Mas depois tinha chegado a Portugal e pronto, isto do Erasmus desgraça uma pessoa. Mas lá está, o Mau caminho sabe Bem e, portanto, a Helô estava a aproveitar ao máximo a fuga à rotina. Eu sei, por experiência própria, que os estudantes Erasmus o fazem: fazem o que, em casa, nunca fariam. Tentam. Experimentam. Arriscam. “Perdem a cabeça” e, por vezes, a dignidade.
E é por isso que ela tinha vivido aqui, no Porto, a sua primeira vez.
Já tinha publicado no facebook que o tinha feito, já toda a gente sabia, e contou-me:
- Doeu, sim. Doeu e a minha t-shirt rasgou. E trinquei o lábio com força. Sabes, foi do impacto.
Permitam-me que vos explique: é tradição, no Porto, os turistas pagarem aos meninos da Ribeira para mergulharem da Ponte Luíz I (ou D. Luís, como é conhecida) para o rio Douro. Esses miúdos conhecem a forma mais adequada de mergulhar porque o fazem desde sempre, estão mais que habituados e não se magoam.

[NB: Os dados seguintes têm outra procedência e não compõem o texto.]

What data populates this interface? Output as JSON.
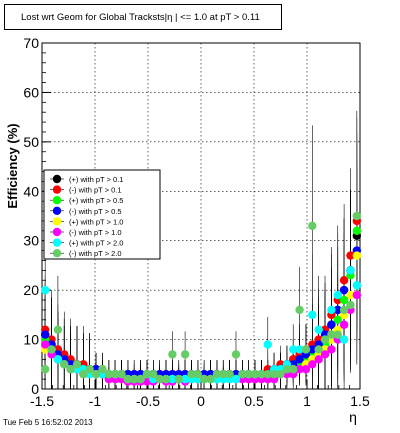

Os estudantes de Erasmus não estão minimamente preparados para uma aventura deste tipo. Mas muitos acham que não podem sair do Porto sem ter saltado, independentemente da inexperiência e dos riscos que correm. É um fenómeno engraçado, que um dia pode correr muito, muito mal, e que eu tenho acompanhado de perto por conviver bastante com jovens estrangeiros. Eu digo-lhes “é perigoso”; mas eles querem viver a sua primeira vez. Como a Helô.
Ela tinha o lábio roxo e inchado mas estava orgulhosa da sua proeza. Eu estava surpreendida. Não imaginei que a t-shirt pudesse rasgar-se só com o embate na água. Deve ter doído muito. Tive medo. Imaginei que ela podia ter morrido, criei todo um drama na minha cabeça. Perguntei-lhe se estava arrependida.

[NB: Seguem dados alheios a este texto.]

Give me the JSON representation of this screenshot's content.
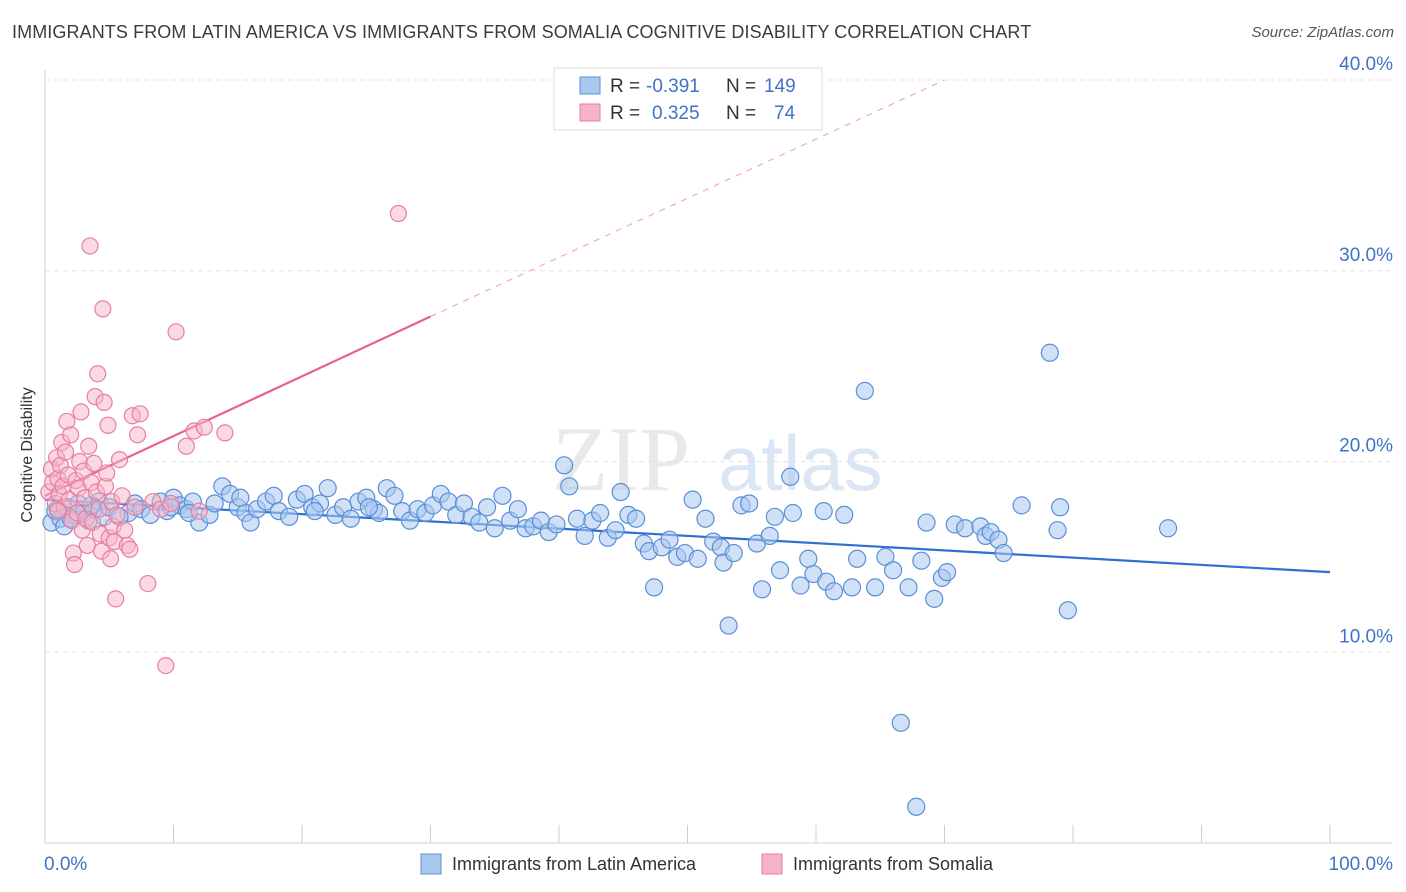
{
  "header": {
    "title": "IMMIGRANTS FROM LATIN AMERICA VS IMMIGRANTS FROM SOMALIA COGNITIVE DISABILITY CORRELATION CHART",
    "source": "Source: ZipAtlas.com"
  },
  "watermark": {
    "zip": "ZIP",
    "atlas": "atlas"
  },
  "legend_box": {
    "rows": [
      {
        "r_label": "R =",
        "r_value": "-0.391",
        "n_label": "N =",
        "n_value": "149"
      },
      {
        "r_label": "R =",
        "r_value": "0.325",
        "n_label": "N =",
        "n_value": "74"
      }
    ]
  },
  "colors": {
    "blue_fill": "#a9c8f0",
    "blue_stroke": "#5a8fd6",
    "blue_line": "#2f6fd0",
    "pink_fill": "#f6b3c8",
    "pink_stroke": "#e77fa0",
    "pink_line": "#e8608c",
    "axis_text": "#3f73c6",
    "grid": "#e4e4e4"
  },
  "chart_data": {
    "type": "scatter",
    "title": "IMMIGRANTS FROM LATIN AMERICA VS IMMIGRANTS FROM SOMALIA COGNITIVE DISABILITY CORRELATION CHART",
    "xlabel": "",
    "ylabel": "Cognitive Disability",
    "xlim": [
      0,
      100
    ],
    "ylim": [
      0,
      40
    ],
    "x_tick_labels": [
      "0.0%",
      "100.0%"
    ],
    "y_ticks": [
      10,
      20,
      30,
      40
    ],
    "y_tick_labels": [
      "10.0%",
      "20.0%",
      "30.0%",
      "40.0%"
    ],
    "grid": true,
    "legend_position": "bottom-center",
    "series": [
      {
        "name": "Immigrants from Latin America",
        "color": "#a9c8f0",
        "R": -0.391,
        "N": 149,
        "trend": {
          "x": [
            0,
            100
          ],
          "y": [
            18.0,
            14.2
          ]
        },
        "points": [
          [
            0.5,
            16.8
          ],
          [
            0.8,
            17.4
          ],
          [
            1.2,
            17.0
          ],
          [
            1.5,
            16.6
          ],
          [
            1.8,
            17.6
          ],
          [
            2.2,
            17.2
          ],
          [
            2.6,
            17.8
          ],
          [
            3.0,
            17.3
          ],
          [
            3.4,
            16.9
          ],
          [
            3.8,
            17.5
          ],
          [
            4.2,
            17.9
          ],
          [
            4.6,
            17.1
          ],
          [
            5.0,
            17.6
          ],
          [
            6.5,
            17.3
          ],
          [
            7.0,
            17.8
          ],
          [
            7.5,
            17.5
          ],
          [
            8.2,
            17.2
          ],
          [
            9.0,
            17.9
          ],
          [
            9.5,
            17.4
          ],
          [
            10.0,
            18.1
          ],
          [
            10.5,
            17.7
          ],
          [
            11.0,
            17.5
          ],
          [
            11.5,
            17.9
          ],
          [
            12.0,
            16.8
          ],
          [
            12.8,
            17.2
          ],
          [
            13.2,
            17.8
          ],
          [
            13.8,
            18.7
          ],
          [
            14.4,
            18.3
          ],
          [
            15.0,
            17.6
          ],
          [
            15.6,
            17.3
          ],
          [
            16.0,
            16.8
          ],
          [
            16.5,
            17.5
          ],
          [
            17.2,
            17.9
          ],
          [
            17.8,
            18.2
          ],
          [
            18.2,
            17.4
          ],
          [
            19.0,
            17.1
          ],
          [
            19.6,
            18.0
          ],
          [
            20.2,
            18.3
          ],
          [
            20.8,
            17.6
          ],
          [
            21.4,
            17.8
          ],
          [
            22.0,
            18.6
          ],
          [
            22.6,
            17.2
          ],
          [
            23.2,
            17.6
          ],
          [
            23.8,
            17.0
          ],
          [
            24.4,
            17.9
          ],
          [
            25.0,
            18.1
          ],
          [
            25.6,
            17.5
          ],
          [
            26.0,
            17.3
          ],
          [
            26.6,
            18.6
          ],
          [
            27.2,
            18.2
          ],
          [
            27.8,
            17.4
          ],
          [
            28.4,
            16.9
          ],
          [
            29.0,
            17.5
          ],
          [
            29.6,
            17.3
          ],
          [
            30.2,
            17.7
          ],
          [
            30.8,
            18.3
          ],
          [
            31.4,
            17.9
          ],
          [
            32.0,
            17.2
          ],
          [
            32.6,
            17.8
          ],
          [
            33.2,
            17.1
          ],
          [
            33.8,
            16.8
          ],
          [
            34.4,
            17.6
          ],
          [
            35.0,
            16.5
          ],
          [
            35.6,
            18.2
          ],
          [
            36.2,
            16.9
          ],
          [
            36.8,
            17.5
          ],
          [
            37.4,
            16.5
          ],
          [
            38.0,
            16.6
          ],
          [
            38.6,
            16.9
          ],
          [
            39.2,
            16.3
          ],
          [
            39.8,
            16.7
          ],
          [
            40.4,
            19.8
          ],
          [
            40.8,
            18.7
          ],
          [
            41.4,
            17.0
          ],
          [
            42.0,
            16.1
          ],
          [
            42.6,
            16.9
          ],
          [
            43.2,
            17.3
          ],
          [
            43.8,
            16.0
          ],
          [
            44.4,
            16.4
          ],
          [
            44.8,
            18.4
          ],
          [
            45.4,
            17.2
          ],
          [
            46.0,
            17.0
          ],
          [
            46.6,
            15.7
          ],
          [
            47.0,
            15.3
          ],
          [
            47.4,
            13.4
          ],
          [
            48.0,
            15.5
          ],
          [
            48.6,
            15.9
          ],
          [
            49.2,
            15.0
          ],
          [
            49.8,
            15.2
          ],
          [
            50.4,
            18.0
          ],
          [
            50.8,
            14.9
          ],
          [
            51.4,
            17.0
          ],
          [
            52.0,
            15.8
          ],
          [
            52.6,
            15.5
          ],
          [
            52.8,
            14.7
          ],
          [
            53.2,
            11.4
          ],
          [
            53.6,
            15.2
          ],
          [
            54.2,
            17.7
          ],
          [
            54.8,
            17.8
          ],
          [
            55.4,
            15.7
          ],
          [
            55.8,
            13.3
          ],
          [
            56.4,
            16.1
          ],
          [
            56.8,
            17.1
          ],
          [
            57.2,
            14.3
          ],
          [
            58.0,
            19.2
          ],
          [
            58.2,
            17.3
          ],
          [
            58.8,
            13.5
          ],
          [
            59.4,
            14.9
          ],
          [
            59.8,
            14.1
          ],
          [
            60.6,
            17.4
          ],
          [
            60.8,
            13.7
          ],
          [
            61.4,
            13.2
          ],
          [
            62.2,
            17.2
          ],
          [
            62.8,
            13.4
          ],
          [
            63.2,
            14.9
          ],
          [
            63.8,
            23.7
          ],
          [
            64.6,
            13.4
          ],
          [
            65.4,
            15.0
          ],
          [
            66.0,
            14.3
          ],
          [
            66.6,
            6.3
          ],
          [
            67.2,
            13.4
          ],
          [
            67.8,
            1.9
          ],
          [
            68.2,
            14.8
          ],
          [
            68.6,
            16.8
          ],
          [
            69.2,
            12.8
          ],
          [
            69.8,
            13.9
          ],
          [
            70.2,
            14.2
          ],
          [
            70.8,
            16.7
          ],
          [
            71.6,
            16.5
          ],
          [
            72.8,
            16.6
          ],
          [
            73.2,
            16.1
          ],
          [
            73.6,
            16.3
          ],
          [
            74.2,
            15.9
          ],
          [
            74.6,
            15.2
          ],
          [
            76.0,
            17.7
          ],
          [
            78.2,
            25.7
          ],
          [
            78.8,
            16.4
          ],
          [
            79.0,
            17.6
          ],
          [
            79.6,
            12.2
          ],
          [
            87.4,
            16.5
          ],
          [
            1.0,
            17.5
          ],
          [
            2.0,
            17.0
          ],
          [
            3.6,
            17.7
          ],
          [
            5.8,
            17.1
          ],
          [
            9.8,
            17.6
          ],
          [
            11.2,
            17.3
          ],
          [
            15.2,
            18.1
          ],
          [
            21.0,
            17.4
          ],
          [
            25.2,
            17.6
          ]
        ]
      },
      {
        "name": "Immigrants from Somalia",
        "color": "#f6b3c8",
        "R": 0.325,
        "N": 74,
        "trend": {
          "x": [
            0,
            30
          ],
          "y": [
            18.2,
            27.6
          ],
          "dashed_to": [
            70,
            40.0
          ]
        },
        "points": [
          [
            0.3,
            18.4
          ],
          [
            0.5,
            19.6
          ],
          [
            0.6,
            18.9
          ],
          [
            0.8,
            17.8
          ],
          [
            0.9,
            20.2
          ],
          [
            1.0,
            19.1
          ],
          [
            1.1,
            18.3
          ],
          [
            1.2,
            19.8
          ],
          [
            1.3,
            21.0
          ],
          [
            1.4,
            18.7
          ],
          [
            1.5,
            17.6
          ],
          [
            1.6,
            20.5
          ],
          [
            1.7,
            22.1
          ],
          [
            1.8,
            19.3
          ],
          [
            1.9,
            18.0
          ],
          [
            2.0,
            21.4
          ],
          [
            2.1,
            16.9
          ],
          [
            2.2,
            15.2
          ],
          [
            2.3,
            14.6
          ],
          [
            2.4,
            19.0
          ],
          [
            2.5,
            17.3
          ],
          [
            2.6,
            18.6
          ],
          [
            2.7,
            20.0
          ],
          [
            2.8,
            22.6
          ],
          [
            2.9,
            16.4
          ],
          [
            3.0,
            19.5
          ],
          [
            3.1,
            18.1
          ],
          [
            3.2,
            17.0
          ],
          [
            3.3,
            15.6
          ],
          [
            3.4,
            20.8
          ],
          [
            3.5,
            31.3
          ],
          [
            3.6,
            18.9
          ],
          [
            3.7,
            16.8
          ],
          [
            3.8,
            19.9
          ],
          [
            3.9,
            23.4
          ],
          [
            4.0,
            18.4
          ],
          [
            4.1,
            24.6
          ],
          [
            4.2,
            17.5
          ],
          [
            4.3,
            16.2
          ],
          [
            4.4,
            15.3
          ],
          [
            4.5,
            28.0
          ],
          [
            4.6,
            23.1
          ],
          [
            4.7,
            18.7
          ],
          [
            4.8,
            19.4
          ],
          [
            4.9,
            21.9
          ],
          [
            5.0,
            16.0
          ],
          [
            5.1,
            14.9
          ],
          [
            5.2,
            17.9
          ],
          [
            5.3,
            16.6
          ],
          [
            5.4,
            15.8
          ],
          [
            5.5,
            12.8
          ],
          [
            5.6,
            17.2
          ],
          [
            5.8,
            20.1
          ],
          [
            6.0,
            18.2
          ],
          [
            6.2,
            16.4
          ],
          [
            6.4,
            15.6
          ],
          [
            6.6,
            15.4
          ],
          [
            6.8,
            22.4
          ],
          [
            7.0,
            17.6
          ],
          [
            7.2,
            21.4
          ],
          [
            7.4,
            22.5
          ],
          [
            8.0,
            13.6
          ],
          [
            8.4,
            17.9
          ],
          [
            9.0,
            17.5
          ],
          [
            9.4,
            9.3
          ],
          [
            9.8,
            17.8
          ],
          [
            10.2,
            26.8
          ],
          [
            11.0,
            20.8
          ],
          [
            11.6,
            21.6
          ],
          [
            12.0,
            17.4
          ],
          [
            12.4,
            21.8
          ],
          [
            14.0,
            21.5
          ],
          [
            27.5,
            33.0
          ],
          [
            1.0,
            17.4
          ]
        ]
      }
    ]
  },
  "bottom_legend": {
    "items": [
      {
        "label": "Immigrants from Latin America"
      },
      {
        "label": "Immigrants from Somalia"
      }
    ]
  }
}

- Eu não! – respondeu-me, aparentemente segura de si.
Sinceramente, duvido. Para a Helô, foi a primeira vez e, provavelmente, a última. Não a imagino a repetir a façanha, sob pena de se magoar a sério.

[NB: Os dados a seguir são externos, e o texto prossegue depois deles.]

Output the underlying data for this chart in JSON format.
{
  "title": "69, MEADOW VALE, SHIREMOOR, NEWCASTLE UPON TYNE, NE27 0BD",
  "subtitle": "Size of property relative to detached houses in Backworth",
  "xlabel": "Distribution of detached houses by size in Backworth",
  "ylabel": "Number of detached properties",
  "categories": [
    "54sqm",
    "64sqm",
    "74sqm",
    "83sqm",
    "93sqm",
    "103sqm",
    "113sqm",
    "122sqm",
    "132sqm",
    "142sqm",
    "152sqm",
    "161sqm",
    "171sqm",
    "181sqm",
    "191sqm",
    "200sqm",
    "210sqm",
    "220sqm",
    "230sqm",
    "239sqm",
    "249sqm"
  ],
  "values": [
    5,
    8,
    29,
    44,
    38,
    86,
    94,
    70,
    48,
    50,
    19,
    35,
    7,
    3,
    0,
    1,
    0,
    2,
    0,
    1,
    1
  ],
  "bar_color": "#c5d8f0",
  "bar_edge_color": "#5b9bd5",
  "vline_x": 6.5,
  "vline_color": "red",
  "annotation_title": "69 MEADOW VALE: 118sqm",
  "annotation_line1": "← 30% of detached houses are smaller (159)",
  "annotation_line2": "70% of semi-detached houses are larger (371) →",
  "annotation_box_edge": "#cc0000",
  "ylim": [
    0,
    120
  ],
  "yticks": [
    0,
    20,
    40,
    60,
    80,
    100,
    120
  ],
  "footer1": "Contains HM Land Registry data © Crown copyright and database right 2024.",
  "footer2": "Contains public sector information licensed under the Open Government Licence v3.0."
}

Este ano, por esta altura, a história repete-se e os estudantes Erasmus já estão a planear o próximo salto. Da minha parte, continuo sem ter experimentado, nem está nos meus planos fazê-lo, a curto prazo.
Deixemos isso para os meninos da Ribeira; que eu prefiro-a à segunda à noite sem contacto direto com o rio.